For three years economic policy throughout the advanced world has been
paralyzed, despite high unemployment, by a dismal orthodoxy. Every
suggestion of action to create jobs has been shot down with warnings of
dire consequences. If we spend more, the Very Serious People say, the
bond markets will punish us. If we print more money, inflation will
soar. Nothing should be done because nothing can be done, except ever
harsher austerity, which will someday, somehow, be rewarded.
But now it seems that one major nation is breaking ranks — and that nation is, of all places, Japan.
This isn’t the maverick we were looking for. In Japan governments come
and governments go, but nothing ever seems to change — indeed, Shinzo
Abe, the new prime minister, has had the job before, and his party’s
victory was widely seen as the return of the “dinosaurs” who misruled
the country for decades. Furthermore, Japan, with its huge government
debt and aging population, was supposed to have even less room for
maneuver than other advanced countries.
But Mr.
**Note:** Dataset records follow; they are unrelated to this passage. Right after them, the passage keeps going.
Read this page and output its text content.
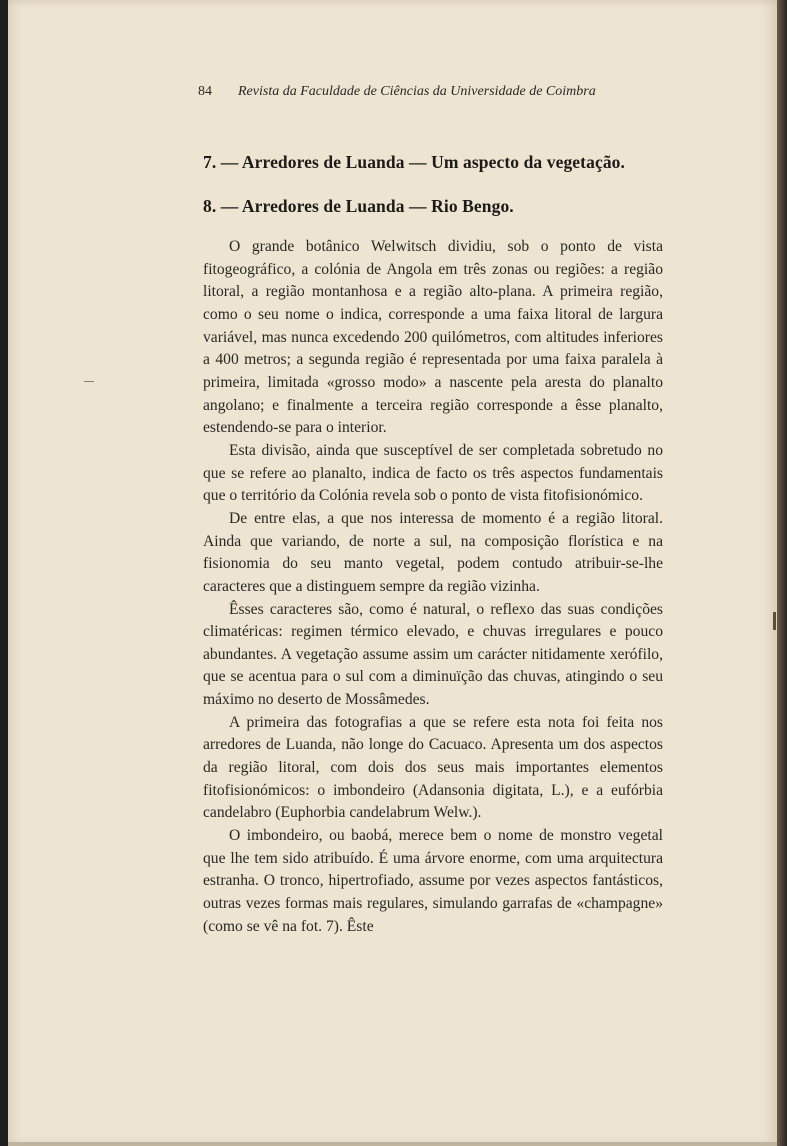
84 Revista da Faculdade de Ciências da Universidade de Coimbra
7. — Arredores de Luanda — Um aspecto da vegetação.
8. — Arredores de Luanda — Rio Bengo.

O grande botânico Welwitsch dividiu, sob o ponto de vista fitogeográfico, a colónia de Angola em três zonas ou regiões: a região litoral, a região montanhosa e a região alto-plana. A primeira região, como o seu nome o indica, corresponde a uma faixa litoral de largura variável, mas nunca excedendo 200 quilómetros, com altitudes inferiores a 400 metros; a segunda região é representada por uma faixa paralela à primeira, limitada «grosso modo» a nascente pela aresta do planalto angolano; e finalmente a terceira região corresponde a êsse planalto, estendendo-se para o interior.

Esta divisão, ainda que susceptível de ser completada sobretudo no que se refere ao planalto, indica de facto os três aspectos fundamentais que o território da Colónia revela sob o ponto de vista fitofisionómico.

De entre elas, a que nos interessa de momento é a região litoral. Ainda que variando, de norte a sul, na composição florística e na fisionomia do seu manto vegetal, podem contudo atribuir-se-lhe caracteres que a distinguem sempre da região vizinha.

Êsses caracteres são, como é natural, o reflexo das suas condições climatéricas: regimen térmico elevado, e chuvas irregulares e pouco abundantes. A vegetação assume assim um carácter nitidamente xerófilo, que se acentua para o sul com a diminuïção das chuvas, atingindo o seu máximo no deserto de Mossâmedes.

A primeira das fotografias a que se refere esta nota foi feita nos arredores de Luanda, não longe do Cacuaco. Apresenta um dos aspectos da região litoral, com dois dos seus mais importantes elementos fitofisionómicos: o imbondeiro (Adansonia digitata, L.), e a eufórbia candelabro (Euphorbia candelabrum Welw.).

O imbondeiro, ou baobá, merece bem o nome de monstro vegetal que lhe tem sido atribuído. É uma árvore enorme, com uma arquitectura estranha. O tronco, hipertrofiado, assume por vezes aspectos fantásticos, outras vezes formas mais regulares, simulando garrafas de «champagne» (como se vê na fot. 7). Êste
Abe returned to office pledging to end Japan’s long economic
stagnation, and he has already taken steps orthodoxy says we mustn’t
take. And the early indications are that it’s going pretty well.
Some background: Long before the 2008 financial crisis plunged America
and Europe into a deep and prolonged economic slump, Japan held a dress
rehearsal in the economics of stagnation. When a burst stock and real
estate bubble pushed Japan into recession, the policy response was too
little, too late and too inconsistent.
To be sure, there was a lot of spending on public works, but the
government, worried about debt, always pulled back before a solid
recovery could get established, and by the late 1990s persistent
deflation was already entrenched. In the early 2000s the Bank of Japan,
the counterpart of the Federal Reserve, tried to fight deflation by
printing a lot of money. But it, too, pulled back at the first hint of
improvement, and the deflation never went away.
That said, Japan never had the kind of employment and human disaster
we’ve experienced since 2008. Indeed, our policy response has been so
inadequate that I’ve suggested that American economists who used to be
very harsh in their condemnations of Japanese policy, a group that
includes Ben Bernanke and, well, me, visit Tokyo to apologize to the
emperor. We have, after all, done even worse.
And there’s another lesson in Japan’s experience: While getting out of a
prolonged slump turns out to be very difficult, that’s mainly because
it’s hard getting policy makers to accept the need for bold action. That
is, the problem is mainly political and intellectual, rather than
strictly economic. For the risks of action are much smaller than the
Very Serious People want you to believe.
Consider, in particular, the alleged dangers of debt and deficits. Here
in America, we are constantly warned that we must slash spending now now
now or we’ll turn into Greece, Greece I tell you. But Greece, a country
without a currency, doesn’t look much like the United States; surely
Japan offers a more relevant model. And while doomsayers keep predicting
a fiscal crisis in Japan, hyping each uptick in interest rates as a
sign of the imminent apocalypse, it keeps not happening: Japan’s
government can still borrow long term at a rate of less than 1 percent.
Enter Mr. Abe, who has been pressuring the Bank of Japan into seeking
higher inflation — in effect, helping to inflate away part of the
government’s debt — and has also just announced a large new program of
fiscal stimulus. How have the market gods responded?
The answer is, it’s all good. Market measures of expected inflation,
which were negative not long ago — the market was expecting deflation
to continue — have now moved well into positive territory. But
government borrowing costs have hardly changed at all; given the
prospect of moderate inflation, this means that Japan’s fiscal outlook
has actually improved sharply. True, the foreign-exchange value of the
yen has fallen considerably — but that’s actually very good news, and
Japanese exporters are cheering.
In short, Mr. Abe has thumbed his nose at orthodoxy, with excellent results.
Now, people who know something about Japanese politics warn me not to
think of Mr. Abe as a good guy. His foreign policy, they tell me, is
very bad, and his support for stimulus may have more to do with
old-fashioned pork-barrel (tofu barrel?) politics than with a
sophisticated rejection of conventional wisdom.
But none of that may matter. Whatever his motives, Mr. Abe is breaking
with a bad orthodoxy. And if he succeeds, something remarkable may be
about to happen: Japan, which pioneered the economics of stagnation, may
also end up showing the rest of us the way out.